Gaps in community bridged for many Peninsula Jews

Friday, July 21, 2000 | by

ALEXANDRA J. WALL



"I've always wanted to be involved, and I tried several different routes, trying to find a place for myself," she explained.

"It can be a difficult place to break into, if you don't have contacts. When people played 'Jewish geography,' I didn't go to camp with them."

But when attending High Holy Day services a few years ago at Stanford University's Hillel, Sandoval came across a flier.

It was the same flier that Jan Weinman of Cupertino saw.

"It said something like, 'How closely associated are you with the Jewish community, and how much do you want to be?'" Weinman recalled.

It announced the formation of a group called "New Bridges," designed to welcome those Peninsula Jews who might feel somewhat isolated from the Jewish establishment.

And so far, according to Sandoval, Weinman and quite a few others, the connection is working.

New Bridges can now boast 700 Peninsula households in its database, said Janice Weinstein, the organization's enthusiastic executive director and organizer. Launched as a pilot project of the Jewish Community Federation in the summer of 1998 through support of the Jewish Community Endowment Fund and a South Peninsula Council grant, the program seeks to overcome the emotional and internal barriers that have kept people from the Jewish community.

One might think such an organization would mostly outreach to newcomers. Not so. Weinstein said New Bridges involves many Jews who had been living in the area for years but had previously given up trying to find their niche in the community.

Joanne Donsky is one such person. A Portola Valley resident for more than 10 years, she said, "I was looking for some connection, but had not found anything for me and my husband."

When she decided to take part in a New Bridges focus group before the organization was officially under way, she received a phone call from someone she went to college with, a personal connection New Bridges prides itself on coordinating.

"It's a very lonely experience going to a synagogue and not knowing anybody," said Donsky, who now chairs New Bridges. The hope is that people will experience new and welcoming encounters through the program, and then feel more accepted at Jewish events.

"That personal touch has been great," said Sandoval, adding that when New Bridges people say they will call, they do. "If you're going to synagogue, someone will call and say, 'Do you want me to meet you at the door?' Other Jewish organizations don't do this. They assume it will be so comfortable to walk through the door, but it's not."

Weinstein said many Jews feel that if they do not fit the mold of a fairly well-off married couple with children, they do not feel at ease at synagogue.

"We've found that we're most effectively servicing people who feel they're outsiders, either single parents, singles in their 40s and 50s, or gays and lesbians," said Weinstein.

The key to the organization's success, its members believe, is its reliance on focus groups. Usually meeting in a member's living room, these groups provide an intimate venue for people to voice exactly what they're looking for in terms of community.

The groups meet based on commonalities and interest: social action, single parents, gay men and lesbians, spirituality and women, to name a few.

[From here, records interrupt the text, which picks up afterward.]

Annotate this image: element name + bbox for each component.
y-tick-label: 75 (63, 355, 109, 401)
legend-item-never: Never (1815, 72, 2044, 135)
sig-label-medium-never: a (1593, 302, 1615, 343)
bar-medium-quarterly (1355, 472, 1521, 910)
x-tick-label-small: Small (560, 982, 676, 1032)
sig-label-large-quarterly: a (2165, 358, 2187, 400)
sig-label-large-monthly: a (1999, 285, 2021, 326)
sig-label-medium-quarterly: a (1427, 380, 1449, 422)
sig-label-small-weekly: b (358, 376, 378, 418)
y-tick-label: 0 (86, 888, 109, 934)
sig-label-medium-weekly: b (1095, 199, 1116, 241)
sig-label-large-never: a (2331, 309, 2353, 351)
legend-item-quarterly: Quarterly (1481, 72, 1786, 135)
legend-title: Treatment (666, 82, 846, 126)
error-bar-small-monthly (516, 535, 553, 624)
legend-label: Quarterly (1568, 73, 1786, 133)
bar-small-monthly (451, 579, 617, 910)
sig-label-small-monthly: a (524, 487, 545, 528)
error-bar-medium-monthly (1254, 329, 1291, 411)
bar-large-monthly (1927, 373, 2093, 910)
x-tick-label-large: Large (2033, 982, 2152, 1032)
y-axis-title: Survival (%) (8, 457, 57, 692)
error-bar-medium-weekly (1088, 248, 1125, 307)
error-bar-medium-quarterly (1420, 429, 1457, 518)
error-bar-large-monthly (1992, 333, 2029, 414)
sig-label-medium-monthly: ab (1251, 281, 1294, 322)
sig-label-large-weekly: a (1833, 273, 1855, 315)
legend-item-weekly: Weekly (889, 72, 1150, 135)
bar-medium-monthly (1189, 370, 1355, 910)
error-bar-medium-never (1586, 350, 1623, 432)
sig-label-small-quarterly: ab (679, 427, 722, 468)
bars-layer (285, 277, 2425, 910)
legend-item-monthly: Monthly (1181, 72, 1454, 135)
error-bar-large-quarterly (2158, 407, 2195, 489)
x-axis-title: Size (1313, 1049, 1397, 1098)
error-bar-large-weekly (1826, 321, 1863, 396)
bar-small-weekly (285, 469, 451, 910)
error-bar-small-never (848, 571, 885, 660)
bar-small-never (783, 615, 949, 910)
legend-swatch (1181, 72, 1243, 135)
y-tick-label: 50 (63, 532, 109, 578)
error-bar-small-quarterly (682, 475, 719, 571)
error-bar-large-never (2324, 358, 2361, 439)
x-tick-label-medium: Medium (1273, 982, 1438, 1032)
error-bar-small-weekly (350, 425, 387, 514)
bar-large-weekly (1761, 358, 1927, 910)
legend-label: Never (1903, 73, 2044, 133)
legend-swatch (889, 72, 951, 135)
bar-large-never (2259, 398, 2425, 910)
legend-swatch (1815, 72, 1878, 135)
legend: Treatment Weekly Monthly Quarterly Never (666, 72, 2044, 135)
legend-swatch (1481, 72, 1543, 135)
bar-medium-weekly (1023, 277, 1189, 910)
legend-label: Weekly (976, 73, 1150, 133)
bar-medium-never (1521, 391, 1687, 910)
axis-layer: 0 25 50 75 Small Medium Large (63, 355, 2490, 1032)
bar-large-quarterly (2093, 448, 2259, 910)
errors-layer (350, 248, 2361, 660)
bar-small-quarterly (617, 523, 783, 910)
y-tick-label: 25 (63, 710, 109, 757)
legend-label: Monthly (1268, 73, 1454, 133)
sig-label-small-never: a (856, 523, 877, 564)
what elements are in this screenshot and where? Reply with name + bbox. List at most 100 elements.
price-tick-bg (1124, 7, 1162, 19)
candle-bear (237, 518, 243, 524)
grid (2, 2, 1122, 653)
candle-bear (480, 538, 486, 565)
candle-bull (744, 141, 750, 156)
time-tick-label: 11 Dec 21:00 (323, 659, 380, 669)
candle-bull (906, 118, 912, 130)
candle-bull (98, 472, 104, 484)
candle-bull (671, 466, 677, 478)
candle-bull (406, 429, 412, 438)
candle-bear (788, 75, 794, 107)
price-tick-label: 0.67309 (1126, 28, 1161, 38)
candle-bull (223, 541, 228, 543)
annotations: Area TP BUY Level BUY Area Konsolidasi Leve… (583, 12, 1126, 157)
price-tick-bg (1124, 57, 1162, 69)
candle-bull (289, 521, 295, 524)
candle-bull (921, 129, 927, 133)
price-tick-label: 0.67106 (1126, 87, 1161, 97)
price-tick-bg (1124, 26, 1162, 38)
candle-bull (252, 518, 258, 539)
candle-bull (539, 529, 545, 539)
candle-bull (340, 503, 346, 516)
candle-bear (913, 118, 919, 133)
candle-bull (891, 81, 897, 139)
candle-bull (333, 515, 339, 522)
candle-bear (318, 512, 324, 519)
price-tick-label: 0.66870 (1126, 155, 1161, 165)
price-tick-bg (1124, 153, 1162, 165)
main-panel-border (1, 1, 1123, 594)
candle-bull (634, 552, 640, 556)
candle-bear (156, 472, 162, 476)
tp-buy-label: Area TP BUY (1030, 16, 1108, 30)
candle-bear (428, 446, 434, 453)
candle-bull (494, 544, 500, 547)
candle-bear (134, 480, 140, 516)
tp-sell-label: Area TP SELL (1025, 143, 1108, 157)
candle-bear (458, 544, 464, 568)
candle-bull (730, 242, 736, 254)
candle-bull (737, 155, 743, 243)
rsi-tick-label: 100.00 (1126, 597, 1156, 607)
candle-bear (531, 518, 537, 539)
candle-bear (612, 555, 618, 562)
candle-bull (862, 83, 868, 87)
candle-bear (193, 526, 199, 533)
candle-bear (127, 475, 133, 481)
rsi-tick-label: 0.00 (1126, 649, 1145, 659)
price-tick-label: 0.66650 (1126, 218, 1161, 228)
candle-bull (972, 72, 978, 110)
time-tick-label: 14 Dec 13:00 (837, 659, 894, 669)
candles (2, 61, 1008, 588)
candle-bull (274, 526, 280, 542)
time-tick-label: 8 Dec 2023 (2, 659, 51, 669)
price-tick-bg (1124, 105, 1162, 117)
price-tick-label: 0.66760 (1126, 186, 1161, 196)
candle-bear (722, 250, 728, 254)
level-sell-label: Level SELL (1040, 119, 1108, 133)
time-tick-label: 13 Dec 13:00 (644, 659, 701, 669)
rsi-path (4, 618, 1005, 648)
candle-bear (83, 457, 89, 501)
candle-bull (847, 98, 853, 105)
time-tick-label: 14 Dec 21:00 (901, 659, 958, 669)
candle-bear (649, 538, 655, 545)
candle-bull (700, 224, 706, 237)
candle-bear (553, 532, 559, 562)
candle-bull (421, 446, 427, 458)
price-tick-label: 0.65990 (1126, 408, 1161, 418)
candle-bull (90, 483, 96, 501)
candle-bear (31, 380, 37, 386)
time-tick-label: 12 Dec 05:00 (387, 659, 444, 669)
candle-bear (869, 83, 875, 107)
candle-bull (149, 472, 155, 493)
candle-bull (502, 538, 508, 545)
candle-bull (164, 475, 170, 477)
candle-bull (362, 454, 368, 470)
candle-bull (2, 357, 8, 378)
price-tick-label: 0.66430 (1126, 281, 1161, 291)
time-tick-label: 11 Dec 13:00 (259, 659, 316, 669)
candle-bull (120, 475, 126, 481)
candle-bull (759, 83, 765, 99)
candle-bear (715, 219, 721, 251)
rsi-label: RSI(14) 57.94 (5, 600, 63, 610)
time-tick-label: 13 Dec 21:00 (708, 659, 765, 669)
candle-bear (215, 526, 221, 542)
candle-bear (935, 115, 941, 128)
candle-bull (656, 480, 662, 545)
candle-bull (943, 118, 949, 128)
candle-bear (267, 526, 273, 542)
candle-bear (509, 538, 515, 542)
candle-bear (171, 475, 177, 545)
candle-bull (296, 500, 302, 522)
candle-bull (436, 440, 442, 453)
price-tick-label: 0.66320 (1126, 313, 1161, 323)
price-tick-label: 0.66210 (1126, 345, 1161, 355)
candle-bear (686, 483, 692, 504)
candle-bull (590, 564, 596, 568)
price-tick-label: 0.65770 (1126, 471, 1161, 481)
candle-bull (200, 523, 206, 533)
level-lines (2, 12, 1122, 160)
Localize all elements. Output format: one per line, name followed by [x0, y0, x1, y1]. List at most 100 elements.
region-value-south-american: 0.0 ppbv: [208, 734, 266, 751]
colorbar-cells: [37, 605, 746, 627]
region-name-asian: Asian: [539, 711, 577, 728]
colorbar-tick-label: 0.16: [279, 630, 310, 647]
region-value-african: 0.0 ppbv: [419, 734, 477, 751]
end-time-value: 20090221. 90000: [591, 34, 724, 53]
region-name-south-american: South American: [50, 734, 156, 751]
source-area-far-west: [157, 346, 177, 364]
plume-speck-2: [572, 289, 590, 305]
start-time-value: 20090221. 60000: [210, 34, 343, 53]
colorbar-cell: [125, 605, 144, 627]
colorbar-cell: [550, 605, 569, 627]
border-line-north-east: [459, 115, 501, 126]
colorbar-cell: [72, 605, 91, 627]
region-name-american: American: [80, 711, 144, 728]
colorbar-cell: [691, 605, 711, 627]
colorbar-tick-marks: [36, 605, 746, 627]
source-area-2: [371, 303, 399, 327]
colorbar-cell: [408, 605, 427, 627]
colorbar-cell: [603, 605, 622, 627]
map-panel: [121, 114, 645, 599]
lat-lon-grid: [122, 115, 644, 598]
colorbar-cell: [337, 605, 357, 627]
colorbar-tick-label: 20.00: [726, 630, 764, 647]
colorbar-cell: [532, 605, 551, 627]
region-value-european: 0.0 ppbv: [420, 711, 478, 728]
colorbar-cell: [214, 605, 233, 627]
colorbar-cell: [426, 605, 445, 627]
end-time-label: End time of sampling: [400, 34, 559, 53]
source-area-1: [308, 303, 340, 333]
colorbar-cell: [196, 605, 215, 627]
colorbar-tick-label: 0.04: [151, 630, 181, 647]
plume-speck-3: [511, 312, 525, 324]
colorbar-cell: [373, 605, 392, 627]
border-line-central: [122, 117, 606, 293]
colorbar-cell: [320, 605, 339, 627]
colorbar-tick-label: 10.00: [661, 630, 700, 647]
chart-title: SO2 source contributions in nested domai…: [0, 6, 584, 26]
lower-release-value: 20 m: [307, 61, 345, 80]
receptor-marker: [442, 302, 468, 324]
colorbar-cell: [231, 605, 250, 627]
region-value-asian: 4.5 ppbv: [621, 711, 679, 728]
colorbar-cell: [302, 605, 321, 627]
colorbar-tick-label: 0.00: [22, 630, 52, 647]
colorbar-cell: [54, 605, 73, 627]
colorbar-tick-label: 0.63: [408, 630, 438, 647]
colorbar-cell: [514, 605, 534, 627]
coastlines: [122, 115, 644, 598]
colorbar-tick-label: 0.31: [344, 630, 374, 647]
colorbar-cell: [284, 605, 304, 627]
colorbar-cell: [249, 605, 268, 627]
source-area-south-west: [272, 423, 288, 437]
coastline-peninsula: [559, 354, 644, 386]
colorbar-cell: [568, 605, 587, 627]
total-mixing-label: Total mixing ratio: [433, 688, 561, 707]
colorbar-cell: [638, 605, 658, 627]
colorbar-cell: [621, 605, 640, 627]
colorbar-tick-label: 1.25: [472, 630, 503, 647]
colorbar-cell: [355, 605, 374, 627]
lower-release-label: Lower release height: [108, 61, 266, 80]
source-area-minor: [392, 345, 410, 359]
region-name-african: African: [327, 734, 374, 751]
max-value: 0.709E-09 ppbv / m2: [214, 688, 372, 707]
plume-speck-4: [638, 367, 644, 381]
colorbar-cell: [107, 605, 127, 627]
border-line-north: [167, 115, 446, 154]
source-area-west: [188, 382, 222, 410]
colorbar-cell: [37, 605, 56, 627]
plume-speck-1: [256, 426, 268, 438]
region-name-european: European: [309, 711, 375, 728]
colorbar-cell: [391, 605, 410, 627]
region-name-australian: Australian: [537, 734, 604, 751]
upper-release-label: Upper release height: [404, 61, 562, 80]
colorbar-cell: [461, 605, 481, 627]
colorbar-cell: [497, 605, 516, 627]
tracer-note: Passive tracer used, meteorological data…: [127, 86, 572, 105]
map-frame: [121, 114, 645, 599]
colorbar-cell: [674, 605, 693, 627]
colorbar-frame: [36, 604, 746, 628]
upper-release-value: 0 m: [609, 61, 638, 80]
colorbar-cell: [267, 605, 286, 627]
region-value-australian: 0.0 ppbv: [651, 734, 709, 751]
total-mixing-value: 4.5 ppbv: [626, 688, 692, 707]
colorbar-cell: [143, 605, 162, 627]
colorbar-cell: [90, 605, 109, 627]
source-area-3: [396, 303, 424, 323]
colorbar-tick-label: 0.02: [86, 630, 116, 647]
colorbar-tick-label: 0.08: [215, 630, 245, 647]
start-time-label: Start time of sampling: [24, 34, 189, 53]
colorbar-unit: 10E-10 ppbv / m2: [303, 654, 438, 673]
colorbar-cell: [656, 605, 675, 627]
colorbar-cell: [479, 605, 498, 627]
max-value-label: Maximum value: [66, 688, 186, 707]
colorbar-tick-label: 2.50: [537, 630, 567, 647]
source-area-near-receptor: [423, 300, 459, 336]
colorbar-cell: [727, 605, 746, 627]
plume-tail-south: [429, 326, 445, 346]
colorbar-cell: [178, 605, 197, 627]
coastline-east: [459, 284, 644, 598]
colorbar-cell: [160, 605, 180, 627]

"Then we ask what they're looking for," said Weinstein, "and what hasn't worked, and what can they do to create it?"

The focus groups have transformed into a tool to help people connect with each other—not just a method of needs assessment, said Donsky. "And by helping people create what they're interested in, we're informing them about the community."

Weinman, for example, joined a singing group, and she's invited some of the members she's met to come over for Shabbat dinners. She's also been volunteering for the organization, and working at the Bureau of Jewish Education.

"New Bridges has afforded me all kinds of connections, programs and activities," Weinman said. "They do what they say."

But New Bridges is also making a difference in the lives of those who are already affiliated. Alan Warshaw of Palo Alto belongs to Congregation Beth Am in Los Altos Hills, but said that since joining New Bridges, his sense of community has greatly expanded.

"A synagogue does not serve all purposes in serving a community," he said. "New Bridges adds value to my Jewish experience by enlarging my feeling of community beyond one synagogue."

Warshaw joins on hikes, and has helped organize a singles group for middle-aged people that holds an informal coffee hour every Wednesday. And through this group, he's made friends that he sees outside of the New Bridges framework.

While New Bridges is now focusing its efforts on the Peninsula, Weinstein hopes it will eventually expand into San Francisco and the East Bay. But in the meantime, she is thrilled with the overwhelming number of people who feel that the program has really accomplished what it set out to do.

"We recognize all these things will not have dramatic effects overnight," she said, "but subtle effects over a long period of time."